A great many of these folks have been buddies for a great many years; many going back to high school and childhood friendships. Where once you remembered experiencing a great sense of teamwork you now see a group of people whose seem to be acting out as an array of selfish individuals.
Guess what my friend? There is a real good reason for what you are seeing. These people are individuals and they are simply returning to the roots of the elementary human behavior. You are suffering through one of the great problems that every person in a leader ship position will face at one time or another. People are unique creatures and you must take this fact into account every time you come together with the members of your team.
You cannot lead your people in the same manner as that proposed by early management and leadership studies. Back in the day, people were considered to be nothing more than a resource, much like water, steel, wood or money. They were thought to be expendable 'things', rather than individual human beings with feelings and emotions. Today we (hopefully) look at things differently.
This change did not come overnight. It came over time as a result of a wide variety of studies which were completed by colleges and universities around the world. Let me also stress that these research projects were stimulated by members of our nation's industrial world. Many of these studies started out as projects to identify how companies might be able to get more labor out of each individual worker. There were very few lofty ideas and ideals back in those days.

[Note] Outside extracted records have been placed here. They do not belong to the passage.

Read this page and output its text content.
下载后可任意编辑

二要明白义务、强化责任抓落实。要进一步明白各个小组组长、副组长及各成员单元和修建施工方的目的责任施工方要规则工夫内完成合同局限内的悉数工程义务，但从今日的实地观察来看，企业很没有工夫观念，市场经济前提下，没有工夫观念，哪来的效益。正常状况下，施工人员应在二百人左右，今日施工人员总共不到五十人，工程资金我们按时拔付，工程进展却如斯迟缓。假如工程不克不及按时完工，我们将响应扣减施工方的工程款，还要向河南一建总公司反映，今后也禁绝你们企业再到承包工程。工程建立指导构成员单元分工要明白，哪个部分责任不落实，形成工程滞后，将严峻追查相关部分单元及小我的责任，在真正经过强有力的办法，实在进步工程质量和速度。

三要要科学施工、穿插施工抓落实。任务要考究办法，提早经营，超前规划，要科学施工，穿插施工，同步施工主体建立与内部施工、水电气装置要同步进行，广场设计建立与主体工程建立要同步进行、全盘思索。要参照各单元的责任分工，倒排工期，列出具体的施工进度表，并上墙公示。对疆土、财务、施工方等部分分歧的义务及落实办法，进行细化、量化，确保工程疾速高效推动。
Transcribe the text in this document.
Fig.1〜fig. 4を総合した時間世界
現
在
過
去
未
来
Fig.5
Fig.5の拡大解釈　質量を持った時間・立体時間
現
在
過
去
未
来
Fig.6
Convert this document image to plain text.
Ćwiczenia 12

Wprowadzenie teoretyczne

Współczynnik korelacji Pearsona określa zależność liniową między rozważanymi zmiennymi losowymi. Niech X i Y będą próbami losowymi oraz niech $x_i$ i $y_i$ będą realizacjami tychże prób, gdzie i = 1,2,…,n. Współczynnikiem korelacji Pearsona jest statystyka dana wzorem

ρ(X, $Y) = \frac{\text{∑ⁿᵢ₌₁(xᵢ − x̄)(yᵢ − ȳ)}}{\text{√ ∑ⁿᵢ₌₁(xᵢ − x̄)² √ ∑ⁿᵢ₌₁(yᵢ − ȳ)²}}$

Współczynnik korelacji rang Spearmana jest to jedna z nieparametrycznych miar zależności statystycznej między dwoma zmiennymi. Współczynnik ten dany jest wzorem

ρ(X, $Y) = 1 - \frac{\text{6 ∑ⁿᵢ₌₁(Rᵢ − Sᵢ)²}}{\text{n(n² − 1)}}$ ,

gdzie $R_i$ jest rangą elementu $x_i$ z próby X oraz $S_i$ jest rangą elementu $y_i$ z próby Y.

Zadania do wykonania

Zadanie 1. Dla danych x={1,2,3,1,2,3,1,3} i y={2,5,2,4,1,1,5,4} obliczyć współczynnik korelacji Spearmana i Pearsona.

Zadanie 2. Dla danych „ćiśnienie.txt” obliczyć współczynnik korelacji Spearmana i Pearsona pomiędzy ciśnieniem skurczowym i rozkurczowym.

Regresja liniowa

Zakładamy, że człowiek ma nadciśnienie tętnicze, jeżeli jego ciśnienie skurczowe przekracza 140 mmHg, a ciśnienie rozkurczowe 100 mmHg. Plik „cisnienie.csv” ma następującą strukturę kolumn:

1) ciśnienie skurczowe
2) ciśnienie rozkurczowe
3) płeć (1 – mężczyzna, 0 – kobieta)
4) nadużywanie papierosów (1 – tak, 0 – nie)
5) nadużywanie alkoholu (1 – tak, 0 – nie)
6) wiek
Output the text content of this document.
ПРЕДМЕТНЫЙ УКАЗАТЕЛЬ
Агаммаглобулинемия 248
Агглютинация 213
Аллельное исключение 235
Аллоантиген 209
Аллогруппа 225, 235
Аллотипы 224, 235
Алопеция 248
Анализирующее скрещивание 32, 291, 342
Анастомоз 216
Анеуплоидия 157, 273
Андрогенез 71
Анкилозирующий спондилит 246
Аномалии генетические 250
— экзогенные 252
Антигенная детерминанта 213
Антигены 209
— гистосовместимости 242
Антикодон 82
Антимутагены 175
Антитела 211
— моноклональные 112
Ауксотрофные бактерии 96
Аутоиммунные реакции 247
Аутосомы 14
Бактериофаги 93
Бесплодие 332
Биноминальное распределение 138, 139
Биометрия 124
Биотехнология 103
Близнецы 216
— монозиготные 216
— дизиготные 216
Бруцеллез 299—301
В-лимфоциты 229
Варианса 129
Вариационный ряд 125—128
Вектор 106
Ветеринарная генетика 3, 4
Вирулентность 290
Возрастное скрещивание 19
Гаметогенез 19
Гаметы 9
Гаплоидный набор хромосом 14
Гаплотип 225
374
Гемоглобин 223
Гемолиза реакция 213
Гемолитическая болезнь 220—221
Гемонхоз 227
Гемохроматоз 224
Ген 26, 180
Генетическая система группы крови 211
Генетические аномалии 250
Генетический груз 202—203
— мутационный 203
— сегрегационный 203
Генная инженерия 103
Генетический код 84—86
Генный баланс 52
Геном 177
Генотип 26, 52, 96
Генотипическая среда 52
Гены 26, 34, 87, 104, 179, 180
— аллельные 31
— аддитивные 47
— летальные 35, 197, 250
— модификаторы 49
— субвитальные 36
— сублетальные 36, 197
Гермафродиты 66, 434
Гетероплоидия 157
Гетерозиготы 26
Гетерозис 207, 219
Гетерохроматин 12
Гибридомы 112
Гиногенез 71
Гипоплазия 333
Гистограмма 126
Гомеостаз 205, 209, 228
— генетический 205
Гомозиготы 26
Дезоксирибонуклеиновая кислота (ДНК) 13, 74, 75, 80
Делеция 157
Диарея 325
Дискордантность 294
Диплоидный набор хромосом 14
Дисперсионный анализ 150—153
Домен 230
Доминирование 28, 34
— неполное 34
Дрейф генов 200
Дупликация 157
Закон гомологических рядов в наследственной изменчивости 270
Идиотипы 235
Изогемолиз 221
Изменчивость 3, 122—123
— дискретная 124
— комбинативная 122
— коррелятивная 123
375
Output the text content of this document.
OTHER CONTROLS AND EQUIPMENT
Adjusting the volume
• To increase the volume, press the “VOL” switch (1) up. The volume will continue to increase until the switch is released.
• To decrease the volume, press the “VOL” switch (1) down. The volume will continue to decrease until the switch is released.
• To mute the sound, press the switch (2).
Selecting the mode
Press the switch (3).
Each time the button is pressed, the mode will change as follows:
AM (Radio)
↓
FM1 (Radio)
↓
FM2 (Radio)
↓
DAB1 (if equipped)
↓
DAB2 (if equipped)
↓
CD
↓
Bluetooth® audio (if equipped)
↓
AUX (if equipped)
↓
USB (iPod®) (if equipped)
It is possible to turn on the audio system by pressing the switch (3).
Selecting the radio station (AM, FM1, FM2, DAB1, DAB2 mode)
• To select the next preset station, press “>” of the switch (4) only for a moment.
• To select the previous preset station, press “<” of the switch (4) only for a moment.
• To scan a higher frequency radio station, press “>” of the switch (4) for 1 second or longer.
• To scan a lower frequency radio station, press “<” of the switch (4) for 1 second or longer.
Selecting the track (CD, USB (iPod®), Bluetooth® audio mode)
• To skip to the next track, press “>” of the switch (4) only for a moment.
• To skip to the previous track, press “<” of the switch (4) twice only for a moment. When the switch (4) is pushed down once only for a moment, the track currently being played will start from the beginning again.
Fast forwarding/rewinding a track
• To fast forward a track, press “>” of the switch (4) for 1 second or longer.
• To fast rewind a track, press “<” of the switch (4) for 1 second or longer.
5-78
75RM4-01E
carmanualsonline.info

These changes came about at least in part as a result of the human relations movement within the management research field. This movement began as a seemingly accidental offshoot of an existing time and motion study. The original premise for this study involved the alteration of environmental variables within an industrial setting. The study was conducted at the Hawthorne facility of the Western Electric Company in Illinois from 1927 until 1932.
Elton Mayo and a group of fellow Harvard researchers were working to assess the impact of various lighting levels in that factory. When light was added to their working environment, people worked harder. This seemed to make sense to the researchers. To qualify this, they took away light to see what would happen. Wonder of wonders, rather than drop back to a lower level of productivity, these people began to work even harder.
Being good researchers, they worked many different iterations of the working environment. After experimenting with a number of environmental factors, the researchers came to believe that it was the attention being paid to them which motivated the workers, not the factors themselves. One of the interesting elements of the whole study process is that the workers' productivity seemed to improve when changes were made and slumped when the study was concluded.